Cronenberg breaks down his character’s mindset going into this scene, “[Spencer], being the control freak that he is, wants to control his death as well. He has a logic behind it. Spencer says that he’s seen as his first wife die horribly and in pain and didn’t want that for himself. Spencer knew there was no hope, so he has arranged to die an assisted death, which should be painless and in his control when he’s ready. If anybody’s going ever to have sympathy for him, this character, they would probably have it around that point. But then, of course, there’s a twist, and he realizes at the last minute that his control has been an illusion, and he is not at all in control.“
Spencer locks up in pain as the camera pans down to his chest, the acid bubbling up and dissolving the flesh and tissue to expose his heart. This moment is a blend of effects, including prosthetics, marking a first for the horror director. He explains, “Yes. That was another thing.

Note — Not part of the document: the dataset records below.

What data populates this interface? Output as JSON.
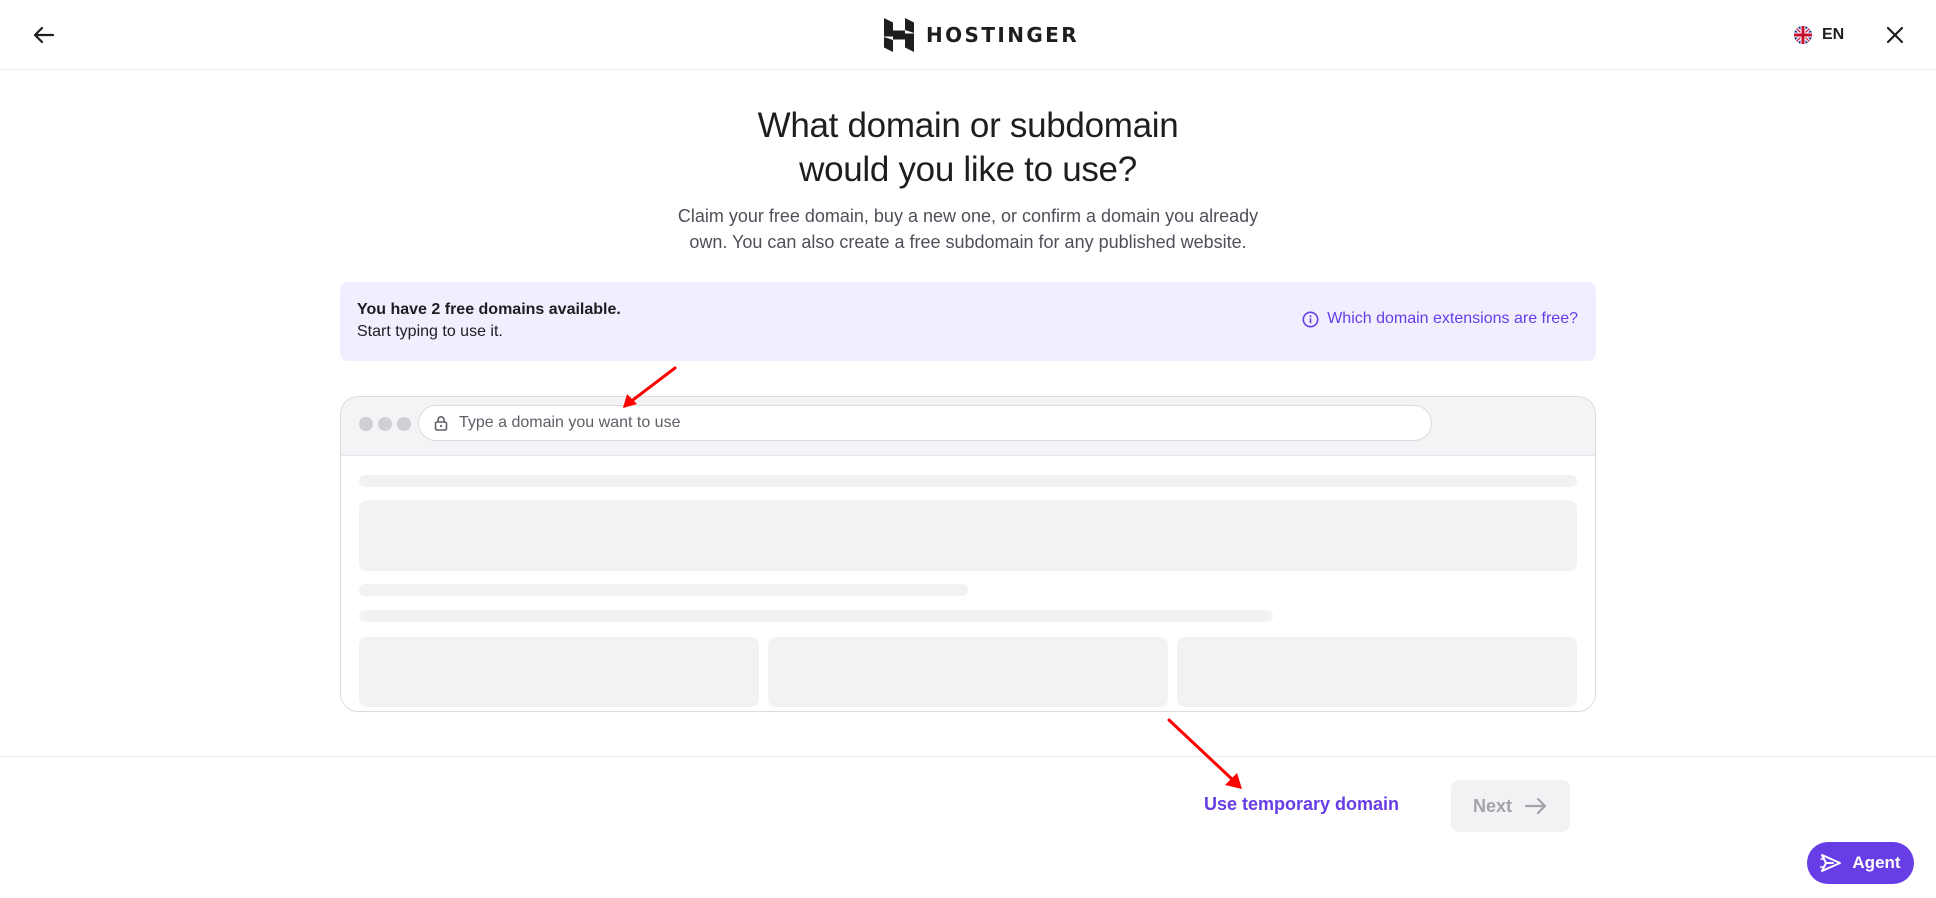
{
  "header": {
    "brand": "HOSTINGER",
    "language": "EN"
  },
  "main": {
    "heading_line1": "What domain or subdomain",
    "heading_line2": "would you like to use?",
    "subtitle_line1": "Claim your free domain, buy a new one, or confirm a domain you already",
    "subtitle_line2": "own. You can also create a free subdomain for any published website."
  },
  "banner": {
    "title": "You have 2 free domains available.",
    "subtitle": "Start typing to use it.",
    "link_label": "Which domain extensions are free?"
  },
  "domain_input": {
    "placeholder": "Type a domain you want to use",
    "value": ""
  },
  "footer": {
    "temporary_domain_label": "Use temporary domain",
    "next_label": "Next",
    "agent_label": "Agent"
  },
  "colors": {
    "accent": "#673de6",
    "banner_bg": "#f1efff",
    "annotation_arrow": "#ff0000"
  },
  "icons": {
    "back": "arrow-left-icon",
    "logo": "hostinger-logo-icon",
    "flag": "uk-flag-icon",
    "close": "close-icon",
    "info": "info-icon",
    "lock": "lock-icon",
    "next": "arrow-right-icon",
    "agent": "agent-icon"
  }
}
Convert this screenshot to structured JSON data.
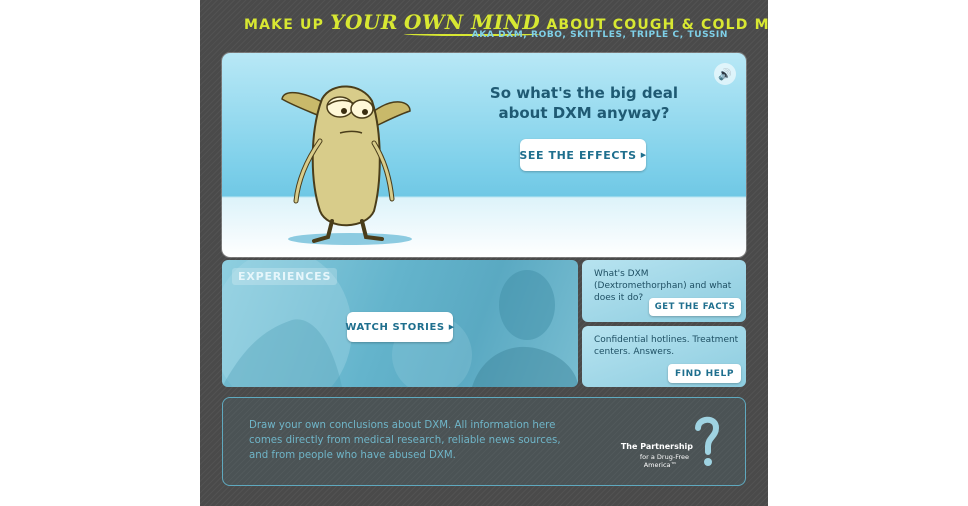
{
  "header": {
    "tagline_pre": "MAKE UP",
    "tagline_your": "YOUR",
    "tagline_own_mind": "OWN MIND",
    "tagline_post": "ABOUT COUGH & COLD MEDICINE",
    "aka": "AKA DXM, ROBO, SKITTLES, TRIPLE C, TUSSIN"
  },
  "hero": {
    "question": "So what's the big deal about DXM anyway?",
    "button_label": "SEE THE EFFECTS",
    "speaker_icon": "speaker-icon"
  },
  "experiences": {
    "label": "EXPERIENCES",
    "button_label": "WATCH STORIES"
  },
  "facts": {
    "text": "What's DXM (Dextromethorphan) and what does it do?",
    "button_label": "GET THE FACTS"
  },
  "help": {
    "text": "Confidential hotlines. Treatment centers. Answers.",
    "button_label": "FIND HELP"
  },
  "footer": {
    "text": "Draw your own conclusions about DXM. All information here comes directly from medical research, reliable news sources, and from people who have abused DXM.",
    "logo_line1": "The Partnership",
    "logo_line2": "for a Drug-Free",
    "logo_line3": "America™"
  },
  "colors": {
    "accent_yellow": "#d8e832",
    "accent_cyan": "#7fd0e8",
    "button_text": "#1f6f8e",
    "frame_bg": "#4a4a4a"
  }
}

I’ve often had my actors undergo being cast, having a prosthetic cast made of their faces, of their bodies. James Woods did Videodrome, of course, where there’s some unusual bodily thing, and you have to have a prosthetic part of your body made. For me, it was my head and my chest. You’re covered in silicone for 20 minutes. You can’t breathe, you can’t speak, you can’t see. It’s not for the claustrophobic when you’re getting a cast of your head made. And the chest. Part of what you see in episode one is prosthetics, and then it is, as we say, sweetened by digital effects. It’s a combination of CGI and an actual on-set prosthetic which I wore over my chest.”
While getting cast for on-screen prosthetics was a first for Cronenberg, he did get cast once before for the sake of fine art. “I did do it once, though, for a sculpture of me that was done by a Canadian sculptor. I had done it once before decades ago. The sculptor’s name was Don Bonham, and it’s quite good. It’s like I’m an angel of, not of death, but darkness,” Cronenberg refers to Bonham’s Saint Michael (The Angel of Vengeance).
Cronenberg previously spoke about how pivotal Spencer is to Flesh & Blood, but does the character’s death mean we’ve seen the last of him this season? That’s yet to be determined. But Cronenberg’s joy of playing Spencer in the past and present in the premiere might offer a hint at possibilities. “I played the present-day character with my own gray hair. For playing the character in the past, my hair was dyed, different makeup, different kind of clothing, in an attempt to de-age me a little bit. Not digitally, but just in terms of makeup and posture and so on. That was something that I’ve never done before as an actor. It was a lot of fun and really interesting to see the state of mind that it puts you in as an actor. It’s quite different from just playing a straight present role.”
One thing is for sure; if such a grisly demise of a prominent character kickstarts the season, things are about to get very bloody on “Slasher: Flesh & Blood.”